Lauren Jackson, Student Life Editor

This week, we’re taking the time to highlight those at North Point who have contributed
to American Freedom. There happens to be several people walking through North
Point’s halls who fit the bill, but the standout among them all is AFJROTC instructor Col.
Brown. Take the time to read below and get to know him a little better!

How long did you serve in the military? What did you do in the military?


“I retired from the Air Force in 2007 and I was in for almost 24 years. My job in
the Air Force was a communications officer. I worked on computer systems and
communication systems.”

Was there anyone in your family who served in the military? Did they influence your
decision to enlist?

“My father was in the army for 20+ years and my only older brother was in the army for
over 20 years. I think that would be a good assessment; that they inspired me to join the
military.”

Did you take ROTC in high school?

“Yes. I actually did Army ROTC in high school and Air Force ROTC in college.”

Are any of your children considering the military?
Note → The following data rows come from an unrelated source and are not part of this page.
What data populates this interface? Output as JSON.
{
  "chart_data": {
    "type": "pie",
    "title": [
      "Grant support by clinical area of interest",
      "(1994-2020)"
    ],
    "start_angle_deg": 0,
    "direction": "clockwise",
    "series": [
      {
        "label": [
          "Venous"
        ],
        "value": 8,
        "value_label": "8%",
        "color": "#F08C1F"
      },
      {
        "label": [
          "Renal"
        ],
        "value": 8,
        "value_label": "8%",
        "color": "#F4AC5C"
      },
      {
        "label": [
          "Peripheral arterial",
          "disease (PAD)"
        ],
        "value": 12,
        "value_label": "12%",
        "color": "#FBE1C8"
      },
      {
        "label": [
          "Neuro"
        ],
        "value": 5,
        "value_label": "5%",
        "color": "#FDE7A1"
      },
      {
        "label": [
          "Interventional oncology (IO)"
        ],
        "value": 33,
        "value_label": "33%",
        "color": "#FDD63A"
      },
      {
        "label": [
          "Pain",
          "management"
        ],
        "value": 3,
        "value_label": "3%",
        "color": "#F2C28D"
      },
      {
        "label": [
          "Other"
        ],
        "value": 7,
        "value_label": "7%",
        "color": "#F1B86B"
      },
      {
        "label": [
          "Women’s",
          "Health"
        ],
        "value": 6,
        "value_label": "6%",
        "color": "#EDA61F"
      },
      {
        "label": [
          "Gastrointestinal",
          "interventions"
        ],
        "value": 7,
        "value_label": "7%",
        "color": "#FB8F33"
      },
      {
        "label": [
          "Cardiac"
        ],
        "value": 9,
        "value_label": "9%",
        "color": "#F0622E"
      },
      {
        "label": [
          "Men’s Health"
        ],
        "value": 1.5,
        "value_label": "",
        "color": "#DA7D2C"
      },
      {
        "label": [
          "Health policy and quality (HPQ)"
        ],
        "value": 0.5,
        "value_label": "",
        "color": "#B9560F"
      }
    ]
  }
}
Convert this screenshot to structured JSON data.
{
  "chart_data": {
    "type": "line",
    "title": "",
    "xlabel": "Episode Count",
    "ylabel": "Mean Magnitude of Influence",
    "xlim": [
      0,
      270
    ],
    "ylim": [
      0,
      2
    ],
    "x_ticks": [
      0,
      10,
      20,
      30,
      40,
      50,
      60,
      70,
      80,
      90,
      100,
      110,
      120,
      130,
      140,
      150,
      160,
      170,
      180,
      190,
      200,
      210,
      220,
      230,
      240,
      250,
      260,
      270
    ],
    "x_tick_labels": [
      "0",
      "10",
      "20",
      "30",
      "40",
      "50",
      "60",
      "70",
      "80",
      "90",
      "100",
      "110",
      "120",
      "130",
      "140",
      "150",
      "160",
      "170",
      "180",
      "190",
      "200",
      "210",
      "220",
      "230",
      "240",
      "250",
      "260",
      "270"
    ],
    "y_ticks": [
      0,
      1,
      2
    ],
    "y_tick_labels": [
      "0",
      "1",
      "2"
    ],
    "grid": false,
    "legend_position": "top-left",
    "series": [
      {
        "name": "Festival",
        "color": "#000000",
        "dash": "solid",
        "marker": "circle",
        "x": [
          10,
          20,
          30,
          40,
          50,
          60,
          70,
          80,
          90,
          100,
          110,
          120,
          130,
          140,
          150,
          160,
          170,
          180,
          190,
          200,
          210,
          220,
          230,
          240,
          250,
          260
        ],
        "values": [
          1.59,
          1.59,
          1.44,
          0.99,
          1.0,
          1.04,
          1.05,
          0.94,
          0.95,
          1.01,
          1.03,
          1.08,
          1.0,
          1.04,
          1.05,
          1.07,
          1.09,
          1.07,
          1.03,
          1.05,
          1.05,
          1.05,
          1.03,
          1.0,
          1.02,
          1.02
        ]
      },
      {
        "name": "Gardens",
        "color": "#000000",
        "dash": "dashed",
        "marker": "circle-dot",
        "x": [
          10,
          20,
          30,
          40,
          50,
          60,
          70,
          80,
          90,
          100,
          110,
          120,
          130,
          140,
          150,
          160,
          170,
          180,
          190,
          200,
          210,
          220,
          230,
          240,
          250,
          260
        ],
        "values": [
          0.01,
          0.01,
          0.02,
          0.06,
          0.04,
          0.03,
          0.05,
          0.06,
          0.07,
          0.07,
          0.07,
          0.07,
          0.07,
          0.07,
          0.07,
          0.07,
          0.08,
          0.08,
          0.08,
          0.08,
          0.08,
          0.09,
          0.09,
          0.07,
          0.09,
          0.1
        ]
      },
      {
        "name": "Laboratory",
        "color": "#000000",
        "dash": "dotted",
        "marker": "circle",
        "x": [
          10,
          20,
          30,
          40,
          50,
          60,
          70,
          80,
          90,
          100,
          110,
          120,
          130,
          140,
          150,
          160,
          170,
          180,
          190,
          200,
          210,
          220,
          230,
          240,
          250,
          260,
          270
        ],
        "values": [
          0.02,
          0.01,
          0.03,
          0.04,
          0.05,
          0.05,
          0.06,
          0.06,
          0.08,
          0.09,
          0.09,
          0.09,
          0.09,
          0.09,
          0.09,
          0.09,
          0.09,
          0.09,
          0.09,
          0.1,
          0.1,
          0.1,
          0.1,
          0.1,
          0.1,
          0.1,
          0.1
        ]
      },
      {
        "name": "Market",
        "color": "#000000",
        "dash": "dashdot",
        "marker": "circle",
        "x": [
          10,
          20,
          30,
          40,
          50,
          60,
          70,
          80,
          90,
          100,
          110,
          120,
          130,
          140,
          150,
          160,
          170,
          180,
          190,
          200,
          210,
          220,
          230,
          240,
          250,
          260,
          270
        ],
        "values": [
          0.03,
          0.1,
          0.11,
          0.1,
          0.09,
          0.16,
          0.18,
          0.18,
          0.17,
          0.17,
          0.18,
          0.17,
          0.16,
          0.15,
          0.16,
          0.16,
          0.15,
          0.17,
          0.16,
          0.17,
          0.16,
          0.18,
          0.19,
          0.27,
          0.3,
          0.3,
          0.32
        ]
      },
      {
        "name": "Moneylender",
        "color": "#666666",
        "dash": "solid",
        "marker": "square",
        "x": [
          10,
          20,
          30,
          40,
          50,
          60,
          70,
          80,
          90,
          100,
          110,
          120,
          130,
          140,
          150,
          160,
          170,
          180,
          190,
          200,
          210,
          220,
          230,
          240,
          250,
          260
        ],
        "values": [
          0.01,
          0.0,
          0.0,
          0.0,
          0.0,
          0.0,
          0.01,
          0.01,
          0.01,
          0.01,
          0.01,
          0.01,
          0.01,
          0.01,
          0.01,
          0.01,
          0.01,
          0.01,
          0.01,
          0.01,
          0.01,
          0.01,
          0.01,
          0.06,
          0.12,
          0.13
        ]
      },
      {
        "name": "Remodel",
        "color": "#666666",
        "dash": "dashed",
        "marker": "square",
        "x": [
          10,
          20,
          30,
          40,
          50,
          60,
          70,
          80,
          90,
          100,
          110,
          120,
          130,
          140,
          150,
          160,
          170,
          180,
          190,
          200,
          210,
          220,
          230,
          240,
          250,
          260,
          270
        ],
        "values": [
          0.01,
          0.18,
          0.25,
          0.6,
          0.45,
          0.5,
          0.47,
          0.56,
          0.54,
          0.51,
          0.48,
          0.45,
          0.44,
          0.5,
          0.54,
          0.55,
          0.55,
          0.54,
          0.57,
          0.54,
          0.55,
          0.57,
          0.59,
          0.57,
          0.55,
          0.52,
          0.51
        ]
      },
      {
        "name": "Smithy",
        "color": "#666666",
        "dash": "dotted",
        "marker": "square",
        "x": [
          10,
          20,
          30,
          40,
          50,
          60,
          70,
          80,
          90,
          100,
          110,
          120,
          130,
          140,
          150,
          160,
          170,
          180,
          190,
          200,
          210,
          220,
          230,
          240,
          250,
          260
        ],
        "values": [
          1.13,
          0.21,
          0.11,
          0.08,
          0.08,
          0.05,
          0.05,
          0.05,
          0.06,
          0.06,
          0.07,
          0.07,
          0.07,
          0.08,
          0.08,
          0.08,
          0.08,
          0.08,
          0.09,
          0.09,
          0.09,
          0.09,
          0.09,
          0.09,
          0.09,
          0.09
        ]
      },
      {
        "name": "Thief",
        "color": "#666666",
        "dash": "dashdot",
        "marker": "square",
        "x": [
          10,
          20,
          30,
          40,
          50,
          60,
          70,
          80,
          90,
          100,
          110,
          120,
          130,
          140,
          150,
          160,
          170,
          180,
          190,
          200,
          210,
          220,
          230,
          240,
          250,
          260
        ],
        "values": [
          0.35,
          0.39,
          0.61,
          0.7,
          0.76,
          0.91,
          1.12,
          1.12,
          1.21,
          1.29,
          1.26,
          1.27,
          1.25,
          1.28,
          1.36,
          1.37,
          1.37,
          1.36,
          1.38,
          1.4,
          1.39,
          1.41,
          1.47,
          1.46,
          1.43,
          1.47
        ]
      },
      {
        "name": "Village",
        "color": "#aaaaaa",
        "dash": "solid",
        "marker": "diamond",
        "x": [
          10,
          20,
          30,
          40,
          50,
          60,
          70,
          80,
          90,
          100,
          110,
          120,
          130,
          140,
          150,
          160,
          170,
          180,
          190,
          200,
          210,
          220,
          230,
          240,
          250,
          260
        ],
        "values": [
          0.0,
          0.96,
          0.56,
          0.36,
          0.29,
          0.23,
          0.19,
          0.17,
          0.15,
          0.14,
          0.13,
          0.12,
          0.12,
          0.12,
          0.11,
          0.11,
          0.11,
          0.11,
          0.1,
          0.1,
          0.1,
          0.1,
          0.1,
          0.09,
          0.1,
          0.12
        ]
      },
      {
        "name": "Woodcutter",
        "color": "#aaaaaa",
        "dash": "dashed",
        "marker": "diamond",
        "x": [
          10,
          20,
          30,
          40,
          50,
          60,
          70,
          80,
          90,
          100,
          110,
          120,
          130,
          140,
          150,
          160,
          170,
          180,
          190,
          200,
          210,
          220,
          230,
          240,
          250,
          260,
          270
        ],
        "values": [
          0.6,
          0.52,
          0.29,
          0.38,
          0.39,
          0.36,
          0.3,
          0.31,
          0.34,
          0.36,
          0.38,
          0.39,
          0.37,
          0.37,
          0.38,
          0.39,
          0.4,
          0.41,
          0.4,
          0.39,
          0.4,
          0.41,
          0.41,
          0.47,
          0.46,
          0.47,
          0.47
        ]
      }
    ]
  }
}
“None of my kids want to be in the military. The way I see it, kids either love the
military or don’t like it. They [my kids] appreciate it but it’s tough because they have to
move a lot.”

You’re career has taken you all over the globe. How did you end up settling in the
Washington D.C. area?

“This area has always been our home. I met my wife here. My oldest was born here.
We’d always come back to visit here.”

Did you move often as a military child?

“I did not. My dad was in the military during the Vietnam era. My mom made the
decision not to travel with him, and he came home as frequently as he could.”

So where are you originally from?

“I’m from Rolling Fork, Mississippi.”

Where did you go to college?

“I graduated from Mississippi Valley State in 1984 with a degree in Computer
Science. I took ROTC in college and once I graduated they made me an officer—2nd Lieutenant.”

Where were you stationed when you first joined the military?

“My 1st assignment was at the Pentagon, then Ramstein, Germany. I got to travel to
Italy, England, and Czech Slovakia.”

Are you still friends with any of the people you’ve met overseas?

“You meet so many people in the military…it’s one of the best parts of being in the
military because you create bonds across the world and you make friends in those
places, lifelong friends. So yes.”

What does being in the military mean to you?

“I have had to think about it a lot lately with the death of a cadet. It makes you
pause…It’s a really proud feeling, especially if you think of the role the military has in
our government. We serve to protect the freedoms of people in our country, the freedom
of democracy in our country. It gives you a really proud feeling knowing the role you
play in the democracy of our country.”

What grades do you teach here at North Point?

“I teach 9th-12th, all the grades. There are three instructors and we rotate. So this
quarter I’m teaching 1st flight, next quarter it’ll be 3rd and 4th flight, 2nd flight, and then
back with 1st flight.”

What are some ways that our ROTC program encourages leadership?

“Many aspects of ROTC are run by students. There’s a #1 student in the cadet
core—the cadet core commander. The longer you stay in the program, the more you
move up, the more leadership opportunities.”

What do you feel is the purpose of AFJROTC programs?

“The goal of ROTC is to build better citizens for America. We teach students how to
improve themselves. We teach leadership development, responsibility, the Air Force
core values—integrity, service before self, and excellence in all we do. We try to instill
that in every individual.”

Col. Brown has worked hard to exemplify those same values in his life and career; so
be sure to thank him, Col. Ray, and Sgt. Hartfield for their contributions to American
Freedom and to the North Point ROTC program this week!